When I was a kid, my favorite side dish was my mom’s make-ahead salad. Covered in mayo with apples and bacon, the only thing healthy abut this special-occasion recipe was the word salad in its name. Then came the eighties and, with it, the nutrition and fitness craze (which I obviously avoided), and the parties were over. At least, the ones with make-ahead salad were.
My parents – usually healthy eaters to begin with – joined the Fiber Festival and began making healthier salads part of their routines. They weren’t as good as my favorite the peas and lettuce mingled with bacon and mayonnaise, but the change did prime my taste buds (and my psyche) for a recipe I like to call Make-Do salad.
I used to think this recipe had its genesis in my garden – I make with whatever I do find that’s ready to pick. Now, however, I realize that mine is one of millions of versions that all parents and people living near need (most people at some point in their lives) have created over centures.

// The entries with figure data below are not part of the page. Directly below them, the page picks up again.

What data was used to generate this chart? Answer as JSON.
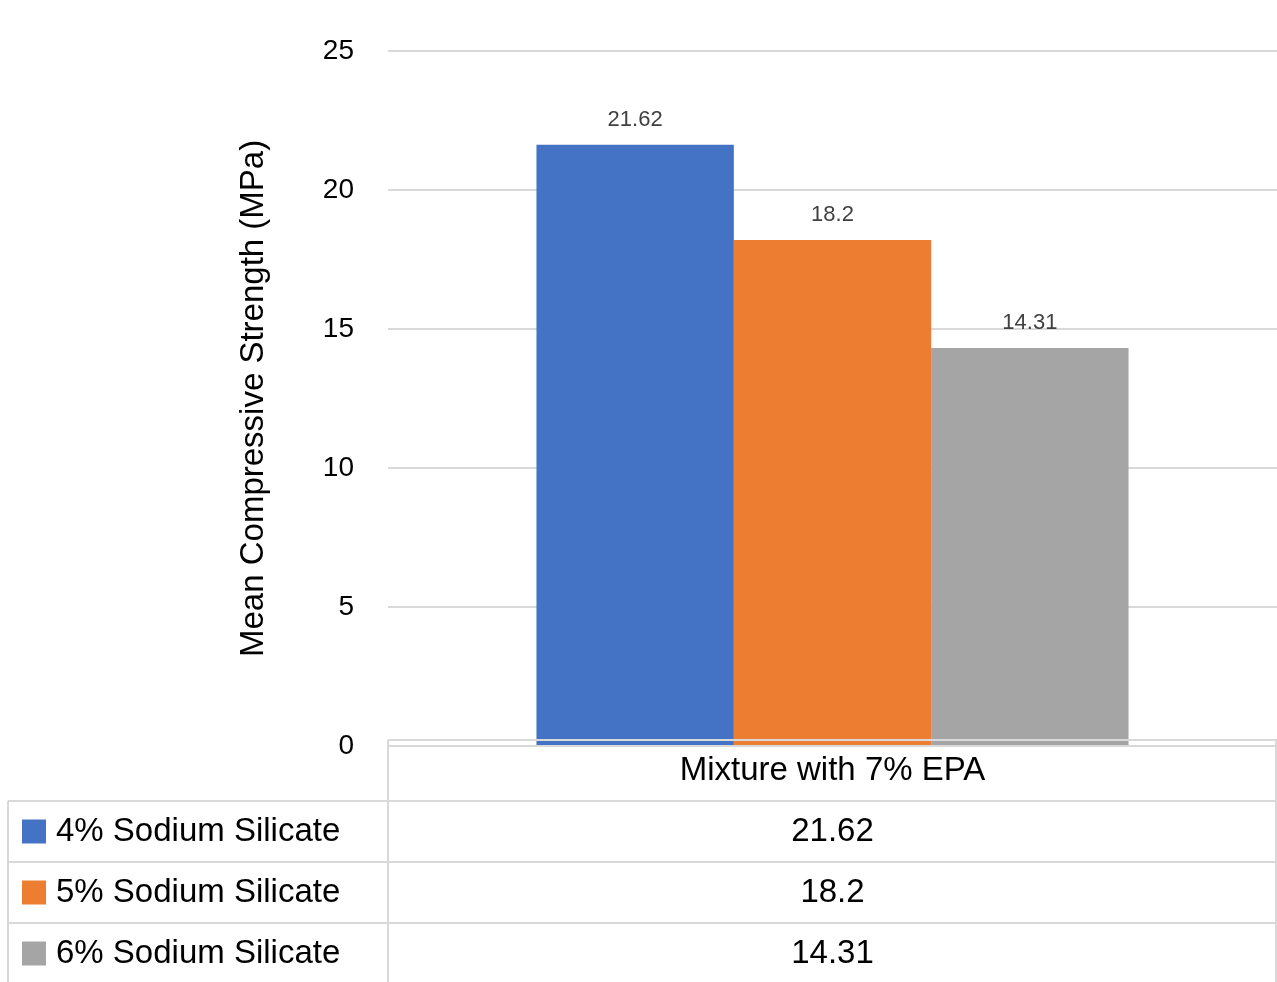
{
  "chart_data": {
    "type": "bar",
    "ylabel": "Mean Compressive Strength (MPa)",
    "categories": [
      "Mixture with 7% EPA"
    ],
    "series": [
      {
        "name": "4% Sodium Silicate",
        "color": "#4472c4",
        "values": [
          21.62
        ],
        "value_labels": [
          "21.62"
        ]
      },
      {
        "name": "5% Sodium Silicate",
        "color": "#ed7d31",
        "values": [
          18.2
        ],
        "value_labels": [
          "18.2"
        ]
      },
      {
        "name": "6% Sodium Silicate",
        "color": "#a5a5a5",
        "values": [
          14.31
        ],
        "value_labels": [
          "14.31"
        ]
      }
    ],
    "ylim": [
      0,
      25
    ],
    "yticks": [
      0,
      5,
      10,
      15,
      20,
      25
    ],
    "grid": "y",
    "legend": "bottom"
  }
}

I inherited the basics from my parents – both children of the depression – and honed it during layoffs, healthcare-induced cashecotmies, and new-parent panic attacks. It’s probably pretty similar to yours, but I thought I’d share it.
Make Do Salad
(Serves as many as needed)
1 c. Patience
2/3 c. This, too, shall pass
1 c. loyalty
1 healthy dose of skepticism
Season with salt, pepper, dash of sarcasm
3 c. lettuce
1 Zucchini or Summer Squash
Dress with as much Humor as needed
Pick and rinse whatever you have in your garden. Dice small portions to make them seem larger. Toss. If you’re out of everything but lettuce, add more dressing. (Calories – varies)
The veggies in this recipe may vary, but I think the most important ingredient is the dressing. That is the one part of the recipe that each chef has to concoct on their own, and it has taken a long time to develop mine. But when the salad days are short, it goes a long way toward stretching my resources and sanity.